The Chairperson of the Kenya National Anti-FGM Board, Hon Jebii Kilimo, said that although there had been a decline in the prevalence of FGM in the country, it was still high at 21%. She stressed the importance of education and awareness in pushing the prevalence down.
“We need to demystify FGM through education of the girls and of the community. Education and the law are like the two wings of a bird. With these we will get rid of harmful activities like FGM, and our girls will be able to soar high and reach their destinations,” said Kilimo.
Amref Health Africa’s Group CEO, Dr Githinji Gitahi, said the organisation Amref Health Africa had been supporting affected communities to take a lead in ending FGM with increasing success.

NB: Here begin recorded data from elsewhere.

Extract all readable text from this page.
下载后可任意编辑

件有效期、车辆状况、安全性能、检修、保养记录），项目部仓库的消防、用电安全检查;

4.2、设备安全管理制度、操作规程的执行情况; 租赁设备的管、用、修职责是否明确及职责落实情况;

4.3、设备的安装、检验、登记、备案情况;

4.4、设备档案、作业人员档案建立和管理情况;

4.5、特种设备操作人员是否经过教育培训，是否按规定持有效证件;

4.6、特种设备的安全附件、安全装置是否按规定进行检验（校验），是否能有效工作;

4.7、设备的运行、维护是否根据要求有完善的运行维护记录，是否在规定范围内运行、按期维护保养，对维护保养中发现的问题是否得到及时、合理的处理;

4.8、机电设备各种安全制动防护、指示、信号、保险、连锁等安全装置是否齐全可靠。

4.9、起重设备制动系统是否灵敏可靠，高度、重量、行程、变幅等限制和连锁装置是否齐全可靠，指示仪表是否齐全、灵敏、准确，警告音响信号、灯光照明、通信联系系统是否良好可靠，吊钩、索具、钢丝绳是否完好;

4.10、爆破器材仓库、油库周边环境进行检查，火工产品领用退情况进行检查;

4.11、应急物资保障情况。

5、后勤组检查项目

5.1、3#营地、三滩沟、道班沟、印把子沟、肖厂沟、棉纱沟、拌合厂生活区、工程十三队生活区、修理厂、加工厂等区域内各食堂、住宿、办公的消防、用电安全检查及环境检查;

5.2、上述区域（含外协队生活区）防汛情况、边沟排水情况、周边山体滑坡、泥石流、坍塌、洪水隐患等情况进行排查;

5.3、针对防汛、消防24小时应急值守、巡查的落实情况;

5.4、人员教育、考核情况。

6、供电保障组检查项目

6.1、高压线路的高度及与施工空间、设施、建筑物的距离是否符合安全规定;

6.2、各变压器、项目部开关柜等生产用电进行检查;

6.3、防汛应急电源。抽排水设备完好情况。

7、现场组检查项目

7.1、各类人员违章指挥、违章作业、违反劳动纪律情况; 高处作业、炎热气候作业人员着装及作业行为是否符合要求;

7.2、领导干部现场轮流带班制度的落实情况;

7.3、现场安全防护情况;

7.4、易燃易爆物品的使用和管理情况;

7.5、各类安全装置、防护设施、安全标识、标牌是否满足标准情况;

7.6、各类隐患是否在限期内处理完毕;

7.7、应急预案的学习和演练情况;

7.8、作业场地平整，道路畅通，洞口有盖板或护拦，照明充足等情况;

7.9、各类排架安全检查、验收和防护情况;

Said Dr Gitahi: “Our community-led Alternative Rite of Passage programme targets reduction and eradication of both FGM and early marriage, which go hand-in-hand among the Maasai and Samburu communities. We have engaged the traditional leadership in these two communities since 2009 in initiatives to replace FGM with the Alternative Rite of Passage. In the last seven years, 9,515 girls have gone through the programme, 8,000 of these from Kajiado and about 600 from Samburu.”
He called for the inclusion of harmful traditional practices in the national curriculum, which is currently being revised. “If FGM is discussed early in schools, the girls and boys will grow up knowing that it is wrong. Amref Health Africa is ready to provide technical support for this since we have years of experience in this area,” he said.
Other speakers at the meeting included Mr Peter Mwenda, a senior prosecutor in charge of the anti-FGM unit at the office of the Director of Public Prosecutions; Marianne Nyangi, Head of Chase Bank Women; Dorothy Mashipei of the office of the Deputy President; and various community members including Alternative Rite of Passage graduates, a Maasai moran and an elder, and former female circumcisers who now crusade against FGM.